La casa Tellier (Edición ilustrada) by Guy de Maupassant

La casa Tellier (Edición ilustrada) by Guy de Maupassant

autor:Guy de Maupassant [Maupassant, Guy de]
La lengua: spa
Format: epub
Tags: Relato, Otros
editor: ePubLibre
publicado: 1904-01-01T00:00:00+00:00


Hizo una señal afirmativa, se acercó a su marido, que seguía sollozando de rodillas, y lo alzó por un brazo, al tiempo que el señor Chenet lo levantaba del otro. Empezaron por sentarlo en una silla; su mujer, besándole en la frente, le echó un pequeño sermón. El oficial de Sanidad apoyaba sus razonamientos, le recomendaba entereza, valor, resignación; en fin, todo lo que nadie tiene en las desgracias fulminantes. Cuando ya no tuvieron nada que decir, volvieron a cogerlo del brazo y se lo llevaron.

Lagrimeaba, como un muchacho grande, con hipos convulsivos, desmadejado, con los brazos colgantes y las piernas flojas; bajó la escalera sin darse cuenta, moviendo maquinalmente los pies.

Lo dejaron en el sillón que ocupaba siempre para comer, frente a su plato casi vacío, que aún tenía la cuchara metida en un resto de sopa. Y allí se quedó, sin moverse, con la mirada clavada en su vaso, tan entontecido que ni pensar podía.

En un rincón del comedor hablaba la señora Caraván con el médico: se enteraba de las formalidades que había que llenar, pedía informes prácticos. El señor Chenet, que parecía estar esperando algo, acabó por coger su sombrero y se despidió diciendo que no había cenado. Ella exclamó entonces:

—Pero cómo, ¿no ha cenado usted? Quédese, doctor; quédese. Se le servirá de lo que hay, porque ya supondrá que nosotros no estamos para comer gran cosa.

Rehusó, excusándose; ella insistió:

—Quédese, se lo ruego. En momentos como éste, se agradece la compañía de los amigos. Además, tal vez usted consiga que mi marido se consuele un poco. Está muy necesitado de que le den ánimos.

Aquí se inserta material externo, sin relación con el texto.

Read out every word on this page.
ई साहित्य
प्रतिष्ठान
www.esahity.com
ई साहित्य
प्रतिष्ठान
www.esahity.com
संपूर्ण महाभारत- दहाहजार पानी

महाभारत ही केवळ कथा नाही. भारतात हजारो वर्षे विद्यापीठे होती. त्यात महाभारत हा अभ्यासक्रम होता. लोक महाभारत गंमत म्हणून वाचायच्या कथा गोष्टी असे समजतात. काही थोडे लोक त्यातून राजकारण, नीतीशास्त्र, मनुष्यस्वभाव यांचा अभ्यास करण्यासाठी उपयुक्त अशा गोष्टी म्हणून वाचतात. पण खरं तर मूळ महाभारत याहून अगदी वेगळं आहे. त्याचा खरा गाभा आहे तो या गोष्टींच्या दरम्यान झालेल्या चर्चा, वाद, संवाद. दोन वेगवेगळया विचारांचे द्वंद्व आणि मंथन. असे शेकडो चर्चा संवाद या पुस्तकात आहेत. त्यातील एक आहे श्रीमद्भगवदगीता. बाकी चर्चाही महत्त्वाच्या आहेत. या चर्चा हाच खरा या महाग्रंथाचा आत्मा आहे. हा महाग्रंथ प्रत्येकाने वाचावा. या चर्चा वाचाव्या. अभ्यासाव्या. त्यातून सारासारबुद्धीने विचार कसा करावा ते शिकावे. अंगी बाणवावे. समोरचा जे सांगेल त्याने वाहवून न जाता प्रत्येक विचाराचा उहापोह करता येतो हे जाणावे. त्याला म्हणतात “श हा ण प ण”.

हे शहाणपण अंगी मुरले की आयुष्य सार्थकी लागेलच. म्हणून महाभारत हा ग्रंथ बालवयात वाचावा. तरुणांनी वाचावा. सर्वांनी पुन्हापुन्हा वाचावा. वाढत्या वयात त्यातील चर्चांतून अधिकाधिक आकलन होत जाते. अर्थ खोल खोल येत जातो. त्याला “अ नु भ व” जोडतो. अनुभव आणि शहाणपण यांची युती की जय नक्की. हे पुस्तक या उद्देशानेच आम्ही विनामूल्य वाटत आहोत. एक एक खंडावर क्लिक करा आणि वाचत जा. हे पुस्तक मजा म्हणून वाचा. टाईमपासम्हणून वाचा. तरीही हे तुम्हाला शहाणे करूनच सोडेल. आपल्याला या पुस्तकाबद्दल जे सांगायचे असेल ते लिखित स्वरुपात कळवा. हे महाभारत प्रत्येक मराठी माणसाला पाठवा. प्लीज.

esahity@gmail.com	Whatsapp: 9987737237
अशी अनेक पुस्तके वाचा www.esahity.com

El doctor asintió con la cabeza, y dejó el sombrero encima de un mueble.

—Siendo así, acepto, señora.

Dio ella instrucciones a Rosalía, que estaba como desatinada, y tomó asiento a la mesa, según dijo, «para hacer que comía, y acompañar al doctor». Se volvió a servir la sopa fría. El señor Chenet aceptó otro plato. Vino después una fuente de cuajada a la lionesa, que esparció un aroma de cebolla, decidiéndose la señora Caraván a probarla.

—Está sabrosísima —dijo el doctor.

La señora se sonrió:

—¿Verdad que sí? —se volvió hacia su marido para decirle—: Haz por comer un poco, mi pobre Alfredo, aunque sólo sea para echar alguna cosa al estómago. Piensa en que tienes que velar.

Caraván alargó dócilmente el plato, lo mismo que se habría metido en cama si se lo hubiesen pedido, obedeciendo en todo, sin resistencia y sin reflexión. Y comió.

El doctor se sirvió a sí mismo por tres veces: la señora Caraván pinchaba de cuando en cuando con su tenedor una buena presa, y la engullía con calculado descuido.

Cuando sacaron una ensaladera rebosante de macarrones, murmuró el doctor:

—¡Caramba!… Esto parece cosa buena.

La señora Caraván no dejó esta vez a nadie sin servir. Llenó hasta los platillos en que metían sus dedos los niños, y éstos, sin nadie que se ocupase de ellos, bebían vino puro y se acometían a puntapiés por debajo de la mesa.

El señor Chenet trajo a colación el gusto de Rossini por este plato italiano.